Старичок с трудом выдохнул воздух, он весь дрожал, так нелегко ему это далось.
— Третий год… Или третий век. Если еще столько придется, не выдержу. За что меня так покарал господь?
— Так никого и нету — ни родных, ни близких?
— Никого. Была жена, был ребенок. Он уже сноху для меня искал. Уехал три года назад летом к своему будущему тестю, да и моя с ним, отправились на озеро покататься — и все там остались, лодка опрокинулась, утонули, никто не спасся… С того дня мне худо стало, резали меня в больнице, легкие вырезали, оставили дырку в боку, вот так и живу…
Послышались удары по гильзе. Очкастый немец пронзительно закричал, и все взялись за работу. Отец тоже вскочил, а старичок, не сказав больше ни слова, стал спускаться вниз, к своему дому. Шел он очень медленно, отец вырыл изрядную часть окопа, пока увидел, что старичок ступает по белому, омытому дождями мосту через пруды.
Под вечер отец заметил, как во двор приюта въехали телеги. Старушки и старики медленно забирались на них, устраивались, ерзая, поудобнее, как птицы в гнездах.
Спустя какое-то время, уже в сумерках, все услышали вопль очкастого немца:
— Бегите! Быстрее! Weg! Weg!
Поначалу отец Бенутиса не понял, что происходит, по, увидев, что люди бегут через окопы в ту сторону, где находилось шоссе, пустился наутек и он, все еще с лопатой в руках, а в это время в воздухе раздался пронзительный вой, и в небо взметнулась черная земля… Убегая, отец успел заметить, как очкастый немец вытянул руки вверх и свалился тут же, у котла солдатской кухни.

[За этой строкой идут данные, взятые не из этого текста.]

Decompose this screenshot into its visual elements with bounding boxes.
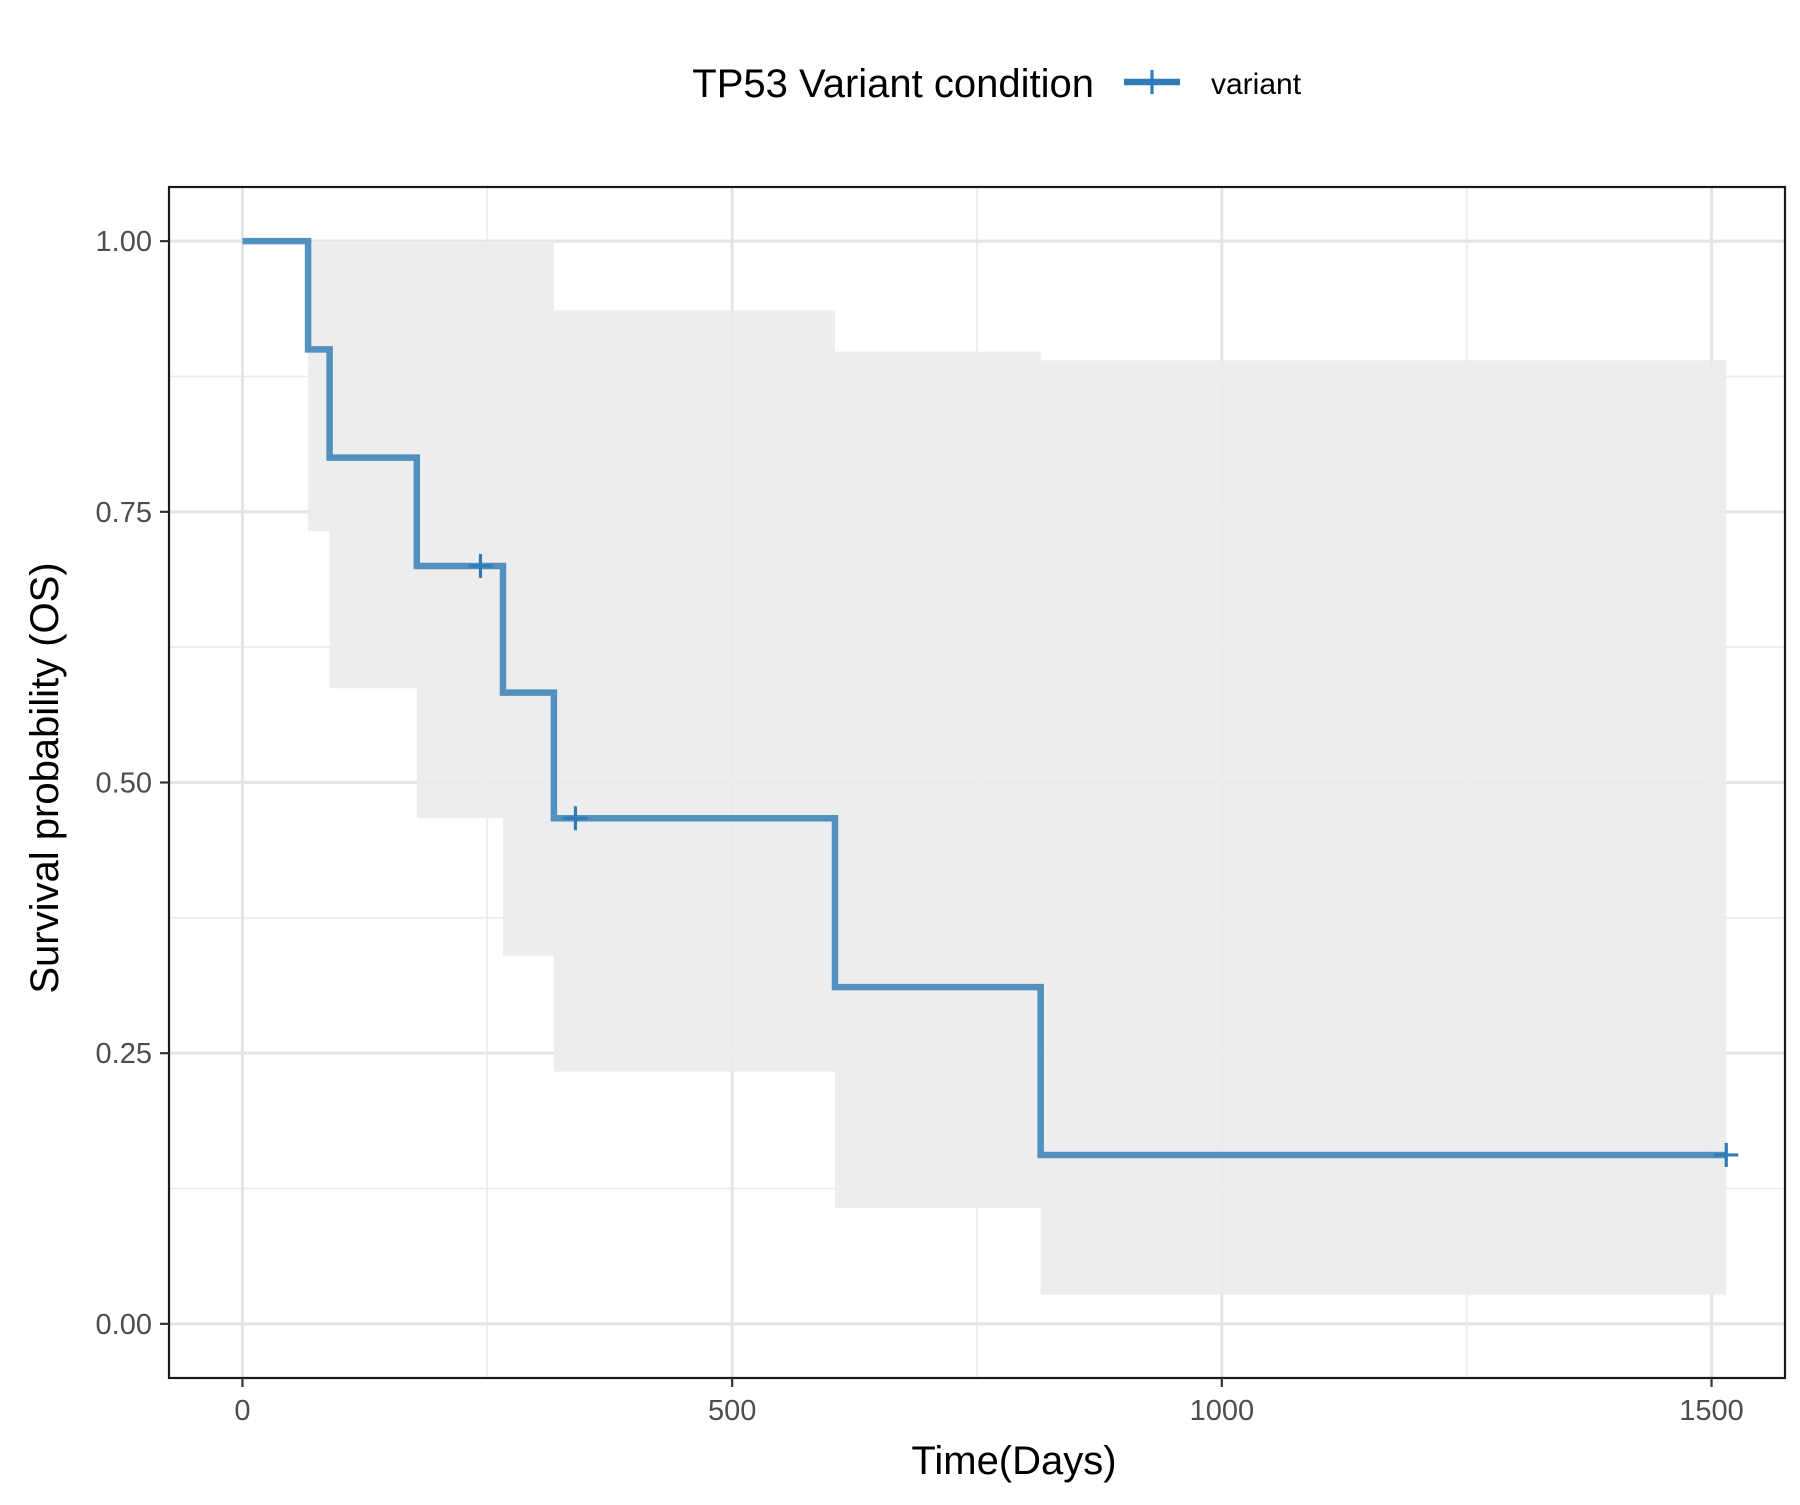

Отец перебежал через шоссе, упал и покатился со склона. Над шоссе на бреющем полете неслись самолеты, поливая землю огнем и пулями, машины тормозили на обочинах, из них с воплями выскакивали немцы, глыбы черной земли летели через голову и шлепались в болото…
Это утро — не простое. Боже ты мои, какой чудесный свет поднимается с земли, с необозримых серебристых озер паутины, разлившихся возле леса! И если Бенутис видит идущего по тропе через березняк человека, то приходится напрячь внимание и даже наморщить лоб, а то иначе и не скажешь, что он идет, — не движутся и стада овец, и коровы, и две лошади, привязанные на клеверище, над которым ночью повисают эти ужасные фонари, — все сущее оцепенело, прислушалось, отбросило свои горести и заботы, воздело руки к прозрачной мгле и поклоняется великой тайне. Даже дым из труб застыл продолговатыми облачками и не шелохнется.